Lines 199-202 (Results): “The single point mutations of D383A (m3), Y36F (m4), and S374A (m5) weakened photoprobe binding significantly, to the point of being nearly undetectable (Figure 4F) in comparison to the wild type protein. All single point mutations retained the ability to compete photoprobe binding with PTX (Figure 4F). ”

Lines 267-270 (Discussion): “A more detailed mutational scanning would be necessary to fully understand which residues coordinate the binding of different alkaloids, however we see that single point mutations significantly disrupt binding ability (Figure 4F, Figure 5A), suggesting a carefully encoded specificity”

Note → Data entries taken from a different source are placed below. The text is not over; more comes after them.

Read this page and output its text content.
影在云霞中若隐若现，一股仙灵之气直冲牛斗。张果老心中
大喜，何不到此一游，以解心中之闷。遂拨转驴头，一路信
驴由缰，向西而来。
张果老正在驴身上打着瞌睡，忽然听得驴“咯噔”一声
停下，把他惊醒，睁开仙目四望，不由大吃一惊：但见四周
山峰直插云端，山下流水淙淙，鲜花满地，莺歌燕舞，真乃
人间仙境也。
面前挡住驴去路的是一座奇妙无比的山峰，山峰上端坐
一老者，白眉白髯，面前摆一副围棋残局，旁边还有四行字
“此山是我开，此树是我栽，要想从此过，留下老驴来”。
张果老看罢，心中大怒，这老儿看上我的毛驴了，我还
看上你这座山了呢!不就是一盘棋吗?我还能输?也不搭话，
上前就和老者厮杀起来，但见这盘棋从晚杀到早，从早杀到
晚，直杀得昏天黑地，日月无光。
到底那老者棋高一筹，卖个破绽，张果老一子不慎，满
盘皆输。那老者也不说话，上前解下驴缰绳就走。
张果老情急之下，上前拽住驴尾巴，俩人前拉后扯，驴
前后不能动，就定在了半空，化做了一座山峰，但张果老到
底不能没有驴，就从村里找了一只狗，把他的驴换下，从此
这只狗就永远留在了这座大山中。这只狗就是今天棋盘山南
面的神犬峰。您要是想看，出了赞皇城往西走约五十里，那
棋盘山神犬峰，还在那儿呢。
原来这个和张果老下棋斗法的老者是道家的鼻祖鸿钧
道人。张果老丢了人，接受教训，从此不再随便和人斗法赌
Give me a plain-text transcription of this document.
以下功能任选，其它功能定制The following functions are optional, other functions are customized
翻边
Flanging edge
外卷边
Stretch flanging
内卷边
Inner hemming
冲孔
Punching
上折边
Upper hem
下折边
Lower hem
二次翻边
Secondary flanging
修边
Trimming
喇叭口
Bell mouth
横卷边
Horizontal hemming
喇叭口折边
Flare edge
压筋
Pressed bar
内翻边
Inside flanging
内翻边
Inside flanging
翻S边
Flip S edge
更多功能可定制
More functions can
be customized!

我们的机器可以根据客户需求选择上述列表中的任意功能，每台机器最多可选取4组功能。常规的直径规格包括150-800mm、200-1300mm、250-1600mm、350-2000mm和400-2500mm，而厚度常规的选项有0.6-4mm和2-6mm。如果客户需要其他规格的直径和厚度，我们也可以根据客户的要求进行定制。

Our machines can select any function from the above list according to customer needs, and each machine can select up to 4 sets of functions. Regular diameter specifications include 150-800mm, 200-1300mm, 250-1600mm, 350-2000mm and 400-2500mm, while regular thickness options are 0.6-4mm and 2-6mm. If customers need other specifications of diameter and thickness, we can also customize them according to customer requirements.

We acknowledge that these results do not entirely quell the doubts presented in this comment. The gold standard would be a co-crystal structure and deep mutational scan of the protein, both of which we felt were outside of the scope of the current project. We believe that as is, our results provide strong evidence for the suggested binding pocket that can be followed up on in future work.

Reviewer #2 (Recommendations for the authors):

I am very positive about this study but do have a couple of requests/suggestions.

1. Since the photoprobe differs significantly from PTX, it would be good to analyze the binding pocket mutations identified in Figure 4 using the direct binding assay of PTX in Figure 5A. Either the mutants or some generic albumin would be a good control for this figure to establish the specificity of ABG.

2. In the proteomic analysis (Figure 2B and elsewhere), where is albumin? Is it surprising that albumin is not a strong hit, especially in light of the earlier literature implicating these proteins as sequesterers of the alkaloids?

Thank you for the positive review of our work and the helpful suggestions! We have addressed both of your comments in the “essential revisions” section above.